The Return on Relationship Investment Strategies
Another aspect that Palmatier has researched is what strategies lead to better profits. For example, financial strategies would be those that offer a discount or special billing arrangements. Social strategies might offer baseball game tickets or special meals to certain customers. Or structural strategies offer special processes or systems for customers to use, such as a special toll-free number or order-tracking software.
 
“How much profit do they generate? What’s the actual return on investment?” Palmatier asks. “Then, we look at what factors could leverage these strategies.” In the September-October 2006 issue of Marketing Science, Palmatier published his answer in the article “Returns on Business-to-Business Relationship Marketing Investment: Strategies for Leveraging Profits.” He found that financial incentives are often sought by deal-conscious customers and fail to pay off economically. However, the payoff from social strategies was the highest in the short term.
 
“Our findings suggest that investments in social programs deliver the highest short-term returns of $1.80 for every $1 invested,” says Palmatier. “Structural RM investments generate positive short-term economic returns but only for those customers with which the seller interacts two or more times per week.
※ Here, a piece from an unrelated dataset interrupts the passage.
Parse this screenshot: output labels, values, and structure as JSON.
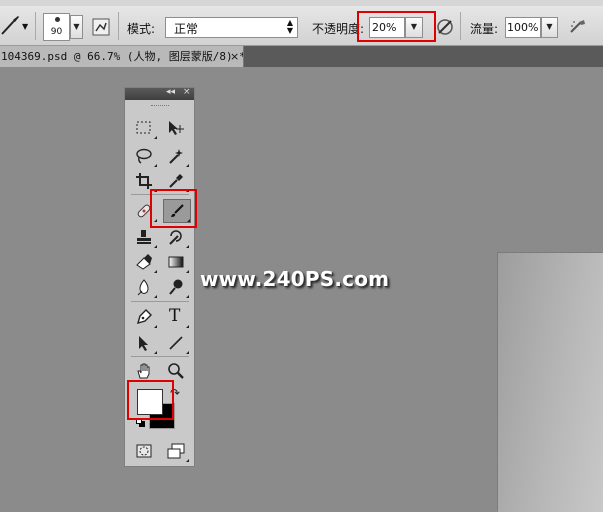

For these customers with a high interaction frequency, structural programs generate $1.20 for every $1 invested.
 
“In contrast, the return on financial RM expenditures does not appear to be economically viable in the short run, but such efforts may be required to respond to competitive pressures. Financial programs are more effective for committed customers, who are less likely to be ‘deal prone’ and shop around for financial incentives.”

Results support the premise that returns on financial programs is enhanced when the seller employs a CRM system possibly by improving the allocation and targeting of marketing efforts.